Device Scheduling with Fast Convergence for Wireless Federated Learning (1911.00856v1)

Abstract: Owing to the increasing need for massive data analysis and model training at the network edge, as well as the rising concerns about the data privacy, a new distributed training framework called federated learning (FL) has emerged. In each iteration of FL (called round), the edge devices update local models based on their own data and contribute to the global training by uploading the model updates via wireless channels. Due to the limited spectrum resources, only a portion of the devices can be scheduled in each round. While most of the existing work on scheduling focuses on the convergence of FL w.r.t. rounds, the convergence performance under a total training time budget is not yet explored. In this paper, a joint bandwidth allocation and scheduling problem is formulated to capture the long-term convergence performance of FL, and is solved by being decoupled into two sub-problems. For the bandwidth allocation sub-problem, the derived optimal solution suggests to allocate more bandwidth to the devices with worse channel conditions or weaker computation capabilities. For the device scheduling sub-problem, by revealing the trade-off between the number of rounds required to attain a certain model accuracy and the latency per round, a greedy policy is inspired, that continuously selects the device that consumes the least time in model updating until achieving a good trade-off between the learning efficiency and latency per round. The experiments show that the proposed policy outperforms other state-of-the-art scheduling policies, with the best achievable model accuracy under training time budgets.

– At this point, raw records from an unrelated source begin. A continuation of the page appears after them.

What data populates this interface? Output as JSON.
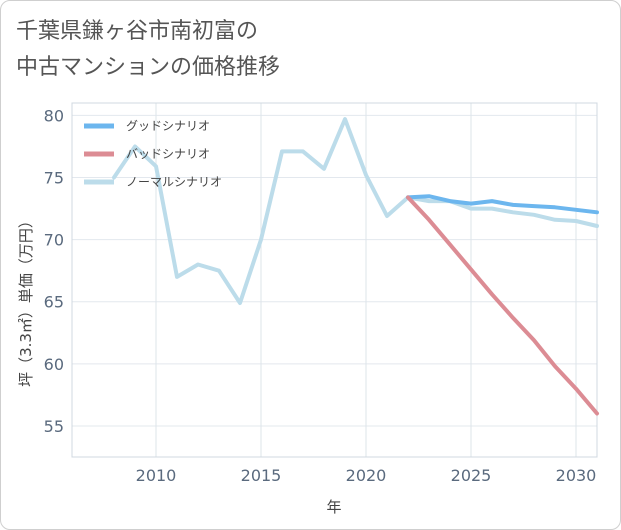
{
  "title_lines": [
    "千葉県鎌ヶ谷市南初富の",
    "中古マンションの価格推移"
  ],
  "chart_data": {
    "type": "line",
    "title": "千葉県鎌ヶ谷市南初富の中古マンションの価格推移",
    "xlabel": "年",
    "ylabel": "坪（3.3㎡）単価（万円）",
    "xlim": [
      2006,
      2031
    ],
    "ylim": [
      52.5,
      81
    ],
    "xticks": [
      2010,
      2015,
      2020,
      2025,
      2030
    ],
    "yticks": [
      55,
      60,
      65,
      70,
      75,
      80
    ],
    "grid": true,
    "legend_position": "top-left",
    "series": [
      {
        "name": "グッドシナリオ",
        "color": "#6cb6ee",
        "x": [
          2022,
          2023,
          2024,
          2025,
          2026,
          2027,
          2028,
          2029,
          2030,
          2031
        ],
        "values": [
          73.4,
          73.5,
          73.1,
          72.9,
          73.1,
          72.8,
          72.7,
          72.6,
          72.4,
          72.2
        ]
      },
      {
        "name": "バッドシナリオ",
        "color": "#dc8c94",
        "x": [
          2022,
          2023,
          2024,
          2025,
          2026,
          2027,
          2028,
          2029,
          2030,
          2031
        ],
        "values": [
          73.4,
          71.6,
          69.6,
          67.6,
          65.6,
          63.7,
          61.9,
          59.8,
          58.0,
          56.0
        ]
      },
      {
        "name": "ノーマルシナリオ",
        "color": "#bcdcea",
        "x": [
          2008,
          2009,
          2010,
          2011,
          2012,
          2013,
          2014,
          2015,
          2016,
          2017,
          2018,
          2019,
          2020,
          2021,
          2022,
          2023,
          2024,
          2025,
          2026,
          2027,
          2028,
          2029,
          2030,
          2031
        ],
        "values": [
          75.0,
          77.5,
          75.9,
          67.0,
          68.0,
          67.5,
          64.9,
          70.0,
          77.1,
          77.1,
          75.7,
          79.7,
          75.2,
          71.9,
          73.4,
          73.1,
          73.1,
          72.5,
          72.5,
          72.2,
          72.0,
          71.6,
          71.5,
          71.1
        ]
      }
    ]
  }
}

Device Scheduling with Fast Convergence for Wireless Federated Learning

The paper "Device Scheduling with Fast Convergence for Wireless Federated Learning" presents a comprehensive analysis of federated learning (FL) in wireless networks, focusing primarily on optimizing device scheduling to enhance convergence rates within constrained training time budgets. Federated learning emerges as a crucial framework that allows distributed model training leveraging local data on edge devices, addressing privacy concerns and excessive transmission costs associated with centralized approaches.

Contributions

The authors address a fundamental limitation in existing FL scheduling approaches, which typically focus on convergence with respect to iterative rounds rather than total training time. They propose a joint optimization model for bandwidth allocation and device scheduling, aimed at maximizing convergence speed within a given time frame. This model is pivotal for real-world FL applications in dynamic wireless environments where latency and bandwidth constraints are prevalent.

Key Findings

1. Bandwidth Allocation Strategy: The paper derives an optimal bandwidth allocation strategy that prioritizes devices with poorer channel conditions or weaker computational capabilities, enhancing overall model updating efficiency.
2. Device Scheduling Algorithm: A greedy scheduling policy is developed, which iteratively selects devices that minimize round latency while balancing learning efficiency and time consumption. This approach demonstrates superior model accuracy compared to state-of-the-art scheduling methods in various simulated scenarios.
3. Effectiveness with Non-IID Data: Through empirical evaluations using the MNIST dataset under both IID and non-IID conditions, the paper showcases that scheduling more devices per round notably improves convergence rates for highly non-IID distributed data. Regression analysis is provided to quantify the required rounds to achieve specific model accuracies under varying data distributions.

Implications

The findings have direct implications for the deployment and optimization of FL systems in mobile and wireless networks. By optimizing device scheduling and bandwidth allocation, edge computing can more effectively harness distributed data for AI applications without jeopardizing user privacy. The proposed methods offer substantial potential for enhancing resource allocation in vehicular networks, mobile apps, and other edge-computing platforms.

Future Directions

The paper hints at future research possibilities including exploring heterogeneous device configurations and movement patterns, further integration of analog aggregation techniques, and adaptation to varying wireless channel conditions. These advancements could refine FL implementations, making them more robust in fluctuating network environments.

Overall, the paper effectively demonstrates how intelligent scheduling and resource allocation can significantly impact the efficacy of federated learning systems, paving the way for more efficient and realistic AI model training in wireless networks.